Como exposto acima, o Código de Processo Civil permite que as partes gravem a audiência, independentemente de autorização judicial. Contudo, após a criação da LGPD, que tem como objetivo justamente a segurança dos dados sensíveis, há a necessidade de harmonia entre outros institutos já existentes no ordenamento jurídico.
Em vista disso, apesar de o CPC permitir a gravação sem a necessidade de autorização judicial ou consentimento das partes, a gravação não deve violar os direitos fundamentais do ser humano, como o direito à imagem e privacidade, garantidos pela CF/88 e pela LGPD.
Esse embate entre o direito de registrar e o direito à proteção da personalidade propõe um diálogo transparente entre as partes, no sentido de informar a realização da gravação, bem como a explicação do propósito, assegurando assim a utilização da gravação sem prejuízo aos direitos de personalidade e privacidade das partes.
Projeto de lei
Inclusive, há o Projeto de Lei nº 685/24 na Câmara dos Deputados, que propõe a regulamentação do direito à gravação de audiências, a fim de permitir maior transparência dos atos processuais, bem como o controle social sobre o Judiciário. O projeto sugere ainda a pena de 1 a 3 anos de reclusão para quem impedir a gravação, inserindo o crime na Lei de Abuso de Autoridade.
Por fim, a audiência citada acima foi retomada e prosseguiu normalmente, assim como a gravação do advogado.
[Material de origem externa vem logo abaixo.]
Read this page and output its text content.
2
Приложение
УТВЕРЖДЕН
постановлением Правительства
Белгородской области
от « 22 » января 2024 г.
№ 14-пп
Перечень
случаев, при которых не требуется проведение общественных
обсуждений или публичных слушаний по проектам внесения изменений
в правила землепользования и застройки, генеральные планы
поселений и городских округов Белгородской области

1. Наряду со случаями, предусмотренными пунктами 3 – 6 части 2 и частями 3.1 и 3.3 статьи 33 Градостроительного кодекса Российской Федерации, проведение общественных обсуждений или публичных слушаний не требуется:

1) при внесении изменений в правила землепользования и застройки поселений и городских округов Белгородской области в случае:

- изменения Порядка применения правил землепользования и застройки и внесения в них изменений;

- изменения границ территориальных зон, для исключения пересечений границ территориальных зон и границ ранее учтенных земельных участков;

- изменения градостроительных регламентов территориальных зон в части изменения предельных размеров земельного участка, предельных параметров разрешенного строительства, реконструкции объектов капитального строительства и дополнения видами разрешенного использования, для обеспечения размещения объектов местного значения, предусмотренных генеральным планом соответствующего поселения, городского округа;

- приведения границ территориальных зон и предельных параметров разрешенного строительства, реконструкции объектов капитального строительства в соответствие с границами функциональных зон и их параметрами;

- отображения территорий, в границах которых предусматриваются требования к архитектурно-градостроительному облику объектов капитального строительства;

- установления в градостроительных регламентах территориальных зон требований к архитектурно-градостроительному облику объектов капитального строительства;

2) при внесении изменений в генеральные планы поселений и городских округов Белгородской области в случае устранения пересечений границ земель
O tema remete a uma reflexão necessária acerca da análise e aplicação das normas vigentes considerando o sistema normativo como um todo, como determina a melhor análise da hermenêutica jurídica, garantindo que a aplicação das leis respeite os avanços contemporâneos em matéria de privacidade e proteção de dados.
Portanto, enquanto a prevalência das normas ainda é discutida, a fim de definir até que ponto chega à autonomia da parte em gravar a audiência, bem como a garantia da proteção dos dados dos envolvidos, importante prevalecer o respeito e a transparência entres os presentes na ocasião.